Pressing Hellebores: The Perils and Pleasures of Pressing

Updated: Jan 2

 

Using a microwave to press plants is an inexact science involving a lot of trial

and error! I wanted to capture the beauty of some Hellebores that were flowering.

I selected a lone flower, a flower with a leaf and a flower with leaves

and a bud. The microwave is a great tool for pressing flowers, but I knew

that this was going to be risky in this case. You can see in the photo below

that some of the end points of the petals have turned brown. This is because

the heat has dried out the points owing to the petals' thinness before the thicker

parts such as stems and buds have sufficiently dried. I had to stop microwaving

after the second short burst and realised that another method would have to be

utilised in order to dry out the material that still held moisture.
















So I decided to use silica crystals for the very first time and I wish that I'd used

this method many years before now.

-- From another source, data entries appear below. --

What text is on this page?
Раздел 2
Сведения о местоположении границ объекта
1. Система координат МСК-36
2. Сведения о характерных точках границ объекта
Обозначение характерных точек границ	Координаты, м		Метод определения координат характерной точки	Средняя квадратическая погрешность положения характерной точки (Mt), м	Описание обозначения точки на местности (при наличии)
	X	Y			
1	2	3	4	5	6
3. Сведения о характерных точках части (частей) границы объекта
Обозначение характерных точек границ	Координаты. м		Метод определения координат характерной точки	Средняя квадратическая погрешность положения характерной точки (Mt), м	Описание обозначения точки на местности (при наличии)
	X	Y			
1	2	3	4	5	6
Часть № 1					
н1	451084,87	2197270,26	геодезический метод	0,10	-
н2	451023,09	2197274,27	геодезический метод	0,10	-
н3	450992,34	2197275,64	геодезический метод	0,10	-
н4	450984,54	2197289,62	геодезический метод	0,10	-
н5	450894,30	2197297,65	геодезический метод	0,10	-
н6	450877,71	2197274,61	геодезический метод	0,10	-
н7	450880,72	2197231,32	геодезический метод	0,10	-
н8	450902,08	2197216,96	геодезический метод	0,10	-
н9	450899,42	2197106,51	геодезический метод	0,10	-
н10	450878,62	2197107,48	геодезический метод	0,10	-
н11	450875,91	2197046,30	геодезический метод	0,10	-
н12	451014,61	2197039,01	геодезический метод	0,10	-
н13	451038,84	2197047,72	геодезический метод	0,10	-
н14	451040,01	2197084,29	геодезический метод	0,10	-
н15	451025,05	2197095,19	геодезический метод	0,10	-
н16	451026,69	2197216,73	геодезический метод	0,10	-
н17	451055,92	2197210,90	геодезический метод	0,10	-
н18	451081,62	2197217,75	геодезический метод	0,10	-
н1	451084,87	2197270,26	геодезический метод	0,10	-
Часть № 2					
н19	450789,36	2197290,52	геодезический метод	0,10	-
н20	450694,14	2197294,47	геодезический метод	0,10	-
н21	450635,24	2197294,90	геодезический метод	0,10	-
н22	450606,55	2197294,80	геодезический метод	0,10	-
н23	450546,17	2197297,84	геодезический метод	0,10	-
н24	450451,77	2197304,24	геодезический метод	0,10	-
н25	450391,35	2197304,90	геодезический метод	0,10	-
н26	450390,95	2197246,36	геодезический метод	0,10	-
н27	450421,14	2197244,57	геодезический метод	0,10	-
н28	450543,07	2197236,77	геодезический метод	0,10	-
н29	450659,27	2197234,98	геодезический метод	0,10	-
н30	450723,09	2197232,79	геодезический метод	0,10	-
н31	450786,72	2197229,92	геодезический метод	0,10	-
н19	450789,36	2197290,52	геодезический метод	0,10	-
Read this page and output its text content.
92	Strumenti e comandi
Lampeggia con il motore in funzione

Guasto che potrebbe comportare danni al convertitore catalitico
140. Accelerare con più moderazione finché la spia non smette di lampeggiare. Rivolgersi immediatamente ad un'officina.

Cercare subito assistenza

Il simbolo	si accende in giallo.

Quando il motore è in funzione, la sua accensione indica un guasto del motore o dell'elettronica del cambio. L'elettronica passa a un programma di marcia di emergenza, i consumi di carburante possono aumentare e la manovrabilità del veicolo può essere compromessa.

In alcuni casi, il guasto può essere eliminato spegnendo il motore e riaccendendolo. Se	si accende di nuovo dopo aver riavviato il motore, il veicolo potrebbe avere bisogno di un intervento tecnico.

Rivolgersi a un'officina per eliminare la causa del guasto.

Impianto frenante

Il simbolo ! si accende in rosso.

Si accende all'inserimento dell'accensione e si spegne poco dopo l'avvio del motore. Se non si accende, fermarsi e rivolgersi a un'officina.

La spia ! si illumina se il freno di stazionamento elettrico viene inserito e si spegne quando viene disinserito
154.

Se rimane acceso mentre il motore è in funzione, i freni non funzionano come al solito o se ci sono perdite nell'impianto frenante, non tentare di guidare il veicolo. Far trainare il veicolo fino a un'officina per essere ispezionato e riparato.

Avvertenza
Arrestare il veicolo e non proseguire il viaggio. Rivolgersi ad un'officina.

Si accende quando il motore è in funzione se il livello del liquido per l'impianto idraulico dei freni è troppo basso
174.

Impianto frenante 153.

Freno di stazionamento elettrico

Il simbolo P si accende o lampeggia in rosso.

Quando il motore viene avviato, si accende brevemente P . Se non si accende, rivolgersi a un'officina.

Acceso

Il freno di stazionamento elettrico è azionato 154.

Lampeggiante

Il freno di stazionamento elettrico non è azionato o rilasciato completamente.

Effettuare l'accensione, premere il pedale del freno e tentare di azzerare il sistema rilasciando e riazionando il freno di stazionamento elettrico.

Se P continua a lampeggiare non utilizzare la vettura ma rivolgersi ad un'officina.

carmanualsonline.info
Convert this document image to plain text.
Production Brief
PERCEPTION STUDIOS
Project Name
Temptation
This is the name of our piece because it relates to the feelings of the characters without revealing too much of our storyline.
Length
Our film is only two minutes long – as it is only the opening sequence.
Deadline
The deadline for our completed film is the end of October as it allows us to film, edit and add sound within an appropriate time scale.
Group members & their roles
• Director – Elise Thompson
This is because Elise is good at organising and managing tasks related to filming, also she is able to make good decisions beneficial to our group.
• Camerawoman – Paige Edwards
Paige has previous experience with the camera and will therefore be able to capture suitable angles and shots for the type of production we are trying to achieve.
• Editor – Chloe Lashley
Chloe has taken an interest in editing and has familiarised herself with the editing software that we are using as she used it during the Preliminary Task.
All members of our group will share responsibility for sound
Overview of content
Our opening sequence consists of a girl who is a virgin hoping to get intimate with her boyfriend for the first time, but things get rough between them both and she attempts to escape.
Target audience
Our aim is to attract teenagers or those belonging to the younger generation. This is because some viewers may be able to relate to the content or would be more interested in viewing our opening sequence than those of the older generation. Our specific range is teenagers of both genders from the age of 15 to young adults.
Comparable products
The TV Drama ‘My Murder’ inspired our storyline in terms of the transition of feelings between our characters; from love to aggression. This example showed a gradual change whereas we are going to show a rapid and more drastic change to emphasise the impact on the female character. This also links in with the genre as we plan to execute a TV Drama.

I placed the flowers in a press and then

placed the press on top of about an inch of silica crystals in a tub and then put

the lid on to ensure that it stayed airtight. The press was left in for a couple of

days before I checked on the flowers' progress. The lone flower and flower

with a leaf had become lovely and dry without being brittle, but the bud attached

to the other flower still felt damp. I placed this in the silica crystals as it was, face

down and carefully put more silica crystals on top to completely cover it.

I am hoping that in 2-3 days' time this will be dry (and not brittle) and ready for

me to use in one of my flower creations.